Дядя стал сговариваться с ними относительно завтрашней охоты. Я рассеянно слушал ихние распоряжения, слушал, как говорят, одним ухом, а другим ловил звуки из-за двери гостиной и заглядывал постоянно в щель, не мелькнет ли там легкая тень. Но время тянулось мучительно, а полуоткрытая дверь стояла все неподвижно. Наконец вдруг она распахнулась, на пороге появилась горничная и провозгласила:
— Пожалуйте, панычу!
Я бросился опрометью, чуть не опрокинув дивчины, и через секунду был в гостиной.
Посредине комнаты стояла в парадном, дорогом платье ma tante[24] с лорнетом у глаз и держала за руку… боже! Я отшатнулся и обезумел… Все, что могла нарисовать моя фантазия, было бледно в сравнении с оригиналом: предо мной стояла дивная девушка… Сразу даже трудно было узнать в ней прежнюю Рону; хотя черты ее лица и выражение глаз остались почти те же, но в художественном развитии приобрели они столько прелести, такое совершенство гармонических сочетаний и красок, что все это создало новое, неведомое прежде очарование.
— Что же, Michel?
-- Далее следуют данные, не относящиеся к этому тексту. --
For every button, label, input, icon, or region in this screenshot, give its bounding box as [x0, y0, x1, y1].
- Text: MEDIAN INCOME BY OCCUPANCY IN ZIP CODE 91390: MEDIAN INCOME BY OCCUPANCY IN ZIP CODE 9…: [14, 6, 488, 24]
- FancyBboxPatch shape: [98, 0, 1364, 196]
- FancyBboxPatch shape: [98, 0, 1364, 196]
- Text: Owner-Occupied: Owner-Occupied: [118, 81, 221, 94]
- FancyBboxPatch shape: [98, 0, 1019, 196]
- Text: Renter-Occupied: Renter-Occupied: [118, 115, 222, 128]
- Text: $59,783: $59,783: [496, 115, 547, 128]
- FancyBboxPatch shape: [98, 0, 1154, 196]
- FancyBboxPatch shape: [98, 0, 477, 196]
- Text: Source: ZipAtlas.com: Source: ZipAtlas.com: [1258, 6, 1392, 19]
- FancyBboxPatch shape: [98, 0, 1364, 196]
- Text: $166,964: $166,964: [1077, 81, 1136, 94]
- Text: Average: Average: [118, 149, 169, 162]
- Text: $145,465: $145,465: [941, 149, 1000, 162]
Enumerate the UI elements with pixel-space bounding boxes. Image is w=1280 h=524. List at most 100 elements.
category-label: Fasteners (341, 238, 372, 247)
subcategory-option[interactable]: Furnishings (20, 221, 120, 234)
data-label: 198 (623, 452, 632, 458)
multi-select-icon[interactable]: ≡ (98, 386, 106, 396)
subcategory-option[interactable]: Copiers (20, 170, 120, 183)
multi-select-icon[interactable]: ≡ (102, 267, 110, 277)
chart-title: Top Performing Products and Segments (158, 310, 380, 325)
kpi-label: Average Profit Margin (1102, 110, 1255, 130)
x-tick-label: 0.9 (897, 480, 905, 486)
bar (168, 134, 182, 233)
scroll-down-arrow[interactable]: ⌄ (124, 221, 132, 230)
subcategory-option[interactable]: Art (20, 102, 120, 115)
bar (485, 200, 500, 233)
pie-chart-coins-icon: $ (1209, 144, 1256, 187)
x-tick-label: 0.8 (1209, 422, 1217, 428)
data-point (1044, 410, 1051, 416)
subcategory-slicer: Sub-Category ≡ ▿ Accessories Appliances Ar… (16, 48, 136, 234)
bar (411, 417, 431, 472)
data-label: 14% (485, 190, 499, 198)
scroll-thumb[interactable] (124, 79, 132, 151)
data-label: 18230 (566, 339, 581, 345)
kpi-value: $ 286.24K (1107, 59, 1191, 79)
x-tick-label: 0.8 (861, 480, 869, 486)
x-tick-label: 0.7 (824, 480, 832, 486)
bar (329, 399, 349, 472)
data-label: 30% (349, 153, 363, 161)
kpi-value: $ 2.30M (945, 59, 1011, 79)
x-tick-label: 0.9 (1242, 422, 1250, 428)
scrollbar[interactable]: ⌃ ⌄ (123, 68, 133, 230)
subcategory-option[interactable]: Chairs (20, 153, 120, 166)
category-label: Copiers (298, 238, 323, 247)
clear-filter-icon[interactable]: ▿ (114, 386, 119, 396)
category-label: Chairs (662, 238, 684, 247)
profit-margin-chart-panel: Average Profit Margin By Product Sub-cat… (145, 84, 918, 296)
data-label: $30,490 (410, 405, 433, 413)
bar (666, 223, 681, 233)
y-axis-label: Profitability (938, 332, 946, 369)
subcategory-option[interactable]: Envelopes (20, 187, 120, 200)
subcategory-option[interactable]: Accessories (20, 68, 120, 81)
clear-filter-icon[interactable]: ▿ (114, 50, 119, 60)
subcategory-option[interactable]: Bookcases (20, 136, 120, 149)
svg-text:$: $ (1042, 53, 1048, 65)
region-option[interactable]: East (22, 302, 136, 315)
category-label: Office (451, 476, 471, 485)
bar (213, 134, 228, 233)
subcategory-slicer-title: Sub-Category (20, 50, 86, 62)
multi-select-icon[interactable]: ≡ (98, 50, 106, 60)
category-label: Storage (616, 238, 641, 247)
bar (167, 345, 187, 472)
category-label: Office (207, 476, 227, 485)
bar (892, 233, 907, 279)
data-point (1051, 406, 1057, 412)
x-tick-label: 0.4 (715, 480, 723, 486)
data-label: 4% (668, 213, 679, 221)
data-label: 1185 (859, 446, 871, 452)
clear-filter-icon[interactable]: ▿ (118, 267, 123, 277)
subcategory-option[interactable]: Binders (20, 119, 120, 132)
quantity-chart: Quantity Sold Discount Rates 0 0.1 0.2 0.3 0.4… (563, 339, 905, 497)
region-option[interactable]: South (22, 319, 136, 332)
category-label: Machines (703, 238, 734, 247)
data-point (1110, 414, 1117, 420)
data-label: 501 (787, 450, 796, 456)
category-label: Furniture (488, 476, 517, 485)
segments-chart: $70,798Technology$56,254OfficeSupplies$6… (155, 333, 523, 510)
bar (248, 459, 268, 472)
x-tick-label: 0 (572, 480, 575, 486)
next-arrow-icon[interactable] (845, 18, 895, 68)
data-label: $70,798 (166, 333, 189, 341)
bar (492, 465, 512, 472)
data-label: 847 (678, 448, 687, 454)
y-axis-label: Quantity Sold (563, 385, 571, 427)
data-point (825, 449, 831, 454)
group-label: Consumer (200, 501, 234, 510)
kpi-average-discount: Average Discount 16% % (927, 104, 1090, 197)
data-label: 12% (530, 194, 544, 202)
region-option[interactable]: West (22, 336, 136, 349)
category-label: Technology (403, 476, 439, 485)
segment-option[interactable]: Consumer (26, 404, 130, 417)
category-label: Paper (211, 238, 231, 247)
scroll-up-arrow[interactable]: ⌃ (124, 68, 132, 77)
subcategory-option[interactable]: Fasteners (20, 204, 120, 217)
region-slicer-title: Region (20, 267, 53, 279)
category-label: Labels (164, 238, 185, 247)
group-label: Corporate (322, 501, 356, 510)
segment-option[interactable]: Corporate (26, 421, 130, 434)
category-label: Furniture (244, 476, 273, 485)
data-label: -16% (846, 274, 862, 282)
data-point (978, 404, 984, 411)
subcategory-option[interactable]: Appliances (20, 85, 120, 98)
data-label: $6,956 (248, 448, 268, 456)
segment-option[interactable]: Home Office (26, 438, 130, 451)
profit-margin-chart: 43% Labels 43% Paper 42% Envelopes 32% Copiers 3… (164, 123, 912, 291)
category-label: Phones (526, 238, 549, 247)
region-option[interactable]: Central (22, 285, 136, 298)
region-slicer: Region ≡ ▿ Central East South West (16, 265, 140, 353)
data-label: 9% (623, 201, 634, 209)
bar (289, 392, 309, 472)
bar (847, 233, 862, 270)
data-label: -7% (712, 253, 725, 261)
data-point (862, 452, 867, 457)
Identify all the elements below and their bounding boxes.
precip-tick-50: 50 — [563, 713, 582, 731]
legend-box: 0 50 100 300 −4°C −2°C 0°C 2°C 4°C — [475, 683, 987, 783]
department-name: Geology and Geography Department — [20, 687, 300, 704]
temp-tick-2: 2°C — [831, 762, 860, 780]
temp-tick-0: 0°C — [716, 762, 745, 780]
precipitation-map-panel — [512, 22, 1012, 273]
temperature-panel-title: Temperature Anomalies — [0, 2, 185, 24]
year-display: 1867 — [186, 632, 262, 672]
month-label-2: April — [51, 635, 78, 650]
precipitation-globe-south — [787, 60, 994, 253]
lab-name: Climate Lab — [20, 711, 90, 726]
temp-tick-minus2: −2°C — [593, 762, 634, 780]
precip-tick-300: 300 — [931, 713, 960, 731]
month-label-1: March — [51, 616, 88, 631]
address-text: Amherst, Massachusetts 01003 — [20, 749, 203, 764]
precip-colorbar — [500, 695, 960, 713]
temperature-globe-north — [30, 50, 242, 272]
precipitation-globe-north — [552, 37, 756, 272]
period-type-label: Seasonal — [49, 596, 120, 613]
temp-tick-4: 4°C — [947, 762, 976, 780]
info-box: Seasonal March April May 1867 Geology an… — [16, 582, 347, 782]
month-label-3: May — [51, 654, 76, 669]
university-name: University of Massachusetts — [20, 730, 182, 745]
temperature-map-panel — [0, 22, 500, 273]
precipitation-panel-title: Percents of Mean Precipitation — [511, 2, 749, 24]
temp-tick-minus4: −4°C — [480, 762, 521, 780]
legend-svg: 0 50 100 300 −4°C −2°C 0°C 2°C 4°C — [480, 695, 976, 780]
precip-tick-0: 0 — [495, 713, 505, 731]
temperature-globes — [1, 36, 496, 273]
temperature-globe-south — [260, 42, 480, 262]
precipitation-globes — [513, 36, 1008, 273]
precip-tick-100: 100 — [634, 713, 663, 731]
Вы не узнаете нас? C'est sublime![25] — пропела тетя, держа крепко за руку свою дочь.
— Ах, простите! — вскрикнул я. — Голова кружится… такая радость!.. — и я поспешил облобызать протянутую теткой руку и порвался к кузине.
— Роночка! Ты ли это? — я окаменел в нерешительности: прижать ее к своей груди или холодно, официально поздороваться? Но Рона с порывом протянула ко мне обе руки и произнесла, задыхаясь от волнения:
— Я, я, дорогой Миша! Как я рада!
Я горячо поцеловал протянутые мне руки, а Рона припала к моей щеке.
— Ronete! C'est assez![26] — прервала строгим голосом тетка эту теплую встречу.
— Что же это вы так церемонно? Хе-хе! — расхохотался подошедший к нам дядя. — Точно чужие! С пеленок, кажется, вместе…
— Ах, horrible![27] Что за слова! — запротестовала тетка. — Ronete ведь взрослая девушка, demoiselle complette![28] Что же вы хотели бы, dites de grace![29] Чтобы она бросалась на шею? Они ведь почти чужие, — подчеркнула она.
— Эх, матушка! — закачал головой дядя. — Да я считаю Михна таким же близким, по крайней мере, мне, как и она!
— Это ваше дело… Но leçons![30] — прервала тетя. — Садитесь же, Michel, и расскажите, что вы без нас поделывали? А у нас найдется тоже что-то интересное, — повела она бровью таинственно и пригласила меня грациозным жестом в столовую.